Nicht jeder Hersteller ist aktiv auf der Suche nach einem vollständigen MES, aber viele stehen dennoch vor Herausforderungen, die traditionelle MES-Plattformen lösen sollen. Hier kommt Azumuta ins Spiel. Es erfordert keine komplette Überholung des MES, um einen Mehrwert für die Fertigung zu schaffen. Für Unternehmen, die einfach nur Papieranweisungen ersetzen, die Rückverfolgbarkeit verbessern oder einen besseren Überblick über die Aufgaben der Bediener erhalten möchten, bietet Azumuta eine gezielte, modulare Lösung.

Im Mittelpunkt von Azumuta steht der Mensch. Es unterstützt Bediener mit klaren, digitalen Arbeitsanweisungen, die auf jedes Produkt oder jede Variante zugeschnitten sind, und führt sie Schritt für Schritt durch die Arbeit. Jede Aktion, wie z. B. die Eingabe von Drehmomentwerten oder das Scannen von Komponenten, wird in Echtzeit protokolliert, was eine vollständige Rückverfolgbarkeit ohne zusätzlichen Verwaltungsaufwand ermöglicht.

Als digitaler Reisende verfolgt Azumuta jedes Produkt durch die Produktion und zeichnet auf, wer was, wann und wie gemacht hat. Ingenieure und Vorgesetzte erhalten einen Live-Einblick in den Fortschritt und können Anweisungen, Audits und Qualitätsabläufe über eine einzige Schnittstelle verwalten.

Unabhängig davon, ob Sie eine vollständige MES-Strategie einführen oder einfach nur die Abläufe in der Fertigung zuverlässiger gestalten wollen, bietet Azumuta einen praktischen Einstieg: bedienerzentriert, skalierbar und integrationsbereit.

MES in der Fabrik der Zukunft

Während die Industrie 4.0 die Fertigung weiter umgestaltet, wird MES zum operativen Kern, der alles in Einklang bringt, von der Planung auf höchster Ebene bis zur praktischen Ausführung. Während ERP-Systeme Aufträge und Logistik verwalten und IIoT-Geräte riesige Datenströme aus dem Fertigungsbereich generieren, ist es das MES, das dafür sorgt, dass diese Teile in Echtzeit zusammenarbeiten.

Der Schlüssel liegt nicht nur in der Digitalisierung, sondern auch in der Koordination. MES ermöglicht diese Koordination, indem es Sensoreingaben, Bedieneraktivitäten und Systemauslöser in Aktionen umsetzt, die sowohl nachvollziehbar als auch reaktionsfähig sind. Und da sich MES-Plattformen mit KI, Edge Computing und AR weiterentwickeln, werden sie nicht nur intelligenter, sondern auch benutzerfreundlicher, modularer und skalierbarer werden.

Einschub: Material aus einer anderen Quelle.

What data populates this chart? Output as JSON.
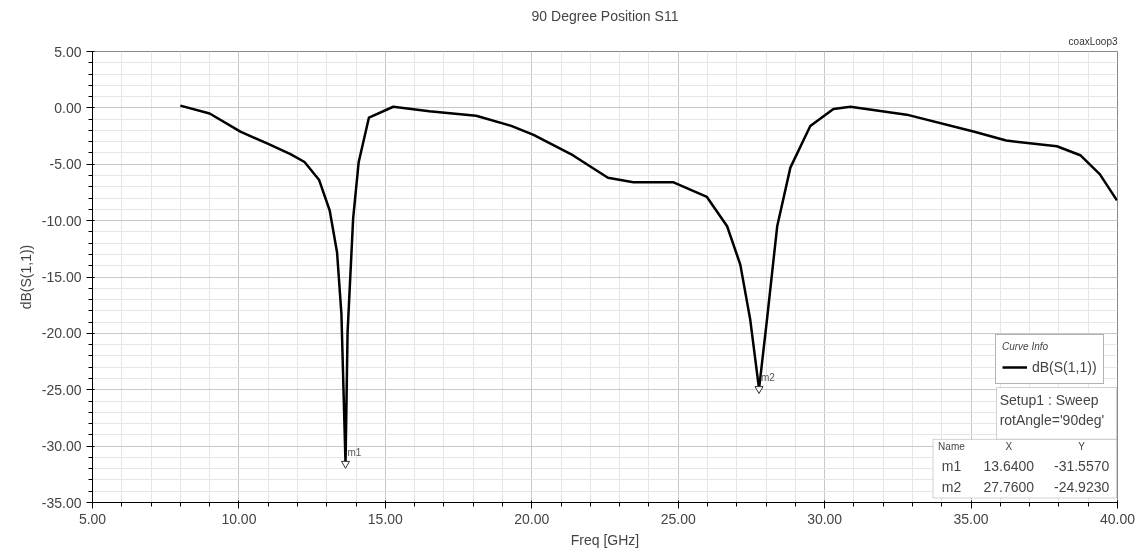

Aber all das funktioniert nur, wenn der Mensch im Mittelpunkt steht. Hier kommen menschenzentrierte Plattformen wie Azumuta ins Spiel. Sie ersetzen die Bediener nicht, sondern unterstützen sie mit Werkzeugen, die intuitiv, visuell und in ihrer täglichen Arbeit verankert sind. Ganz gleich, ob Sie bereit sind, ein komplettes MES einzuführen oder nur die ersten Schritte zur Digitalisierung von Arbeitsanweisungen zu unternehmen, die Auswirkungen selbst kleiner Änderungen können unmittelbar und messbar sein.

Bei der intelligenten Fertigung geht es nicht nur um die Einführung der neuesten Technologie. Es geht darum, eine Produktionsumgebung zu schaffen, in der die Technologie den Menschen hilft, intelligenter zu arbeiten - jede Schicht, jedes Produkt, jeden Tag.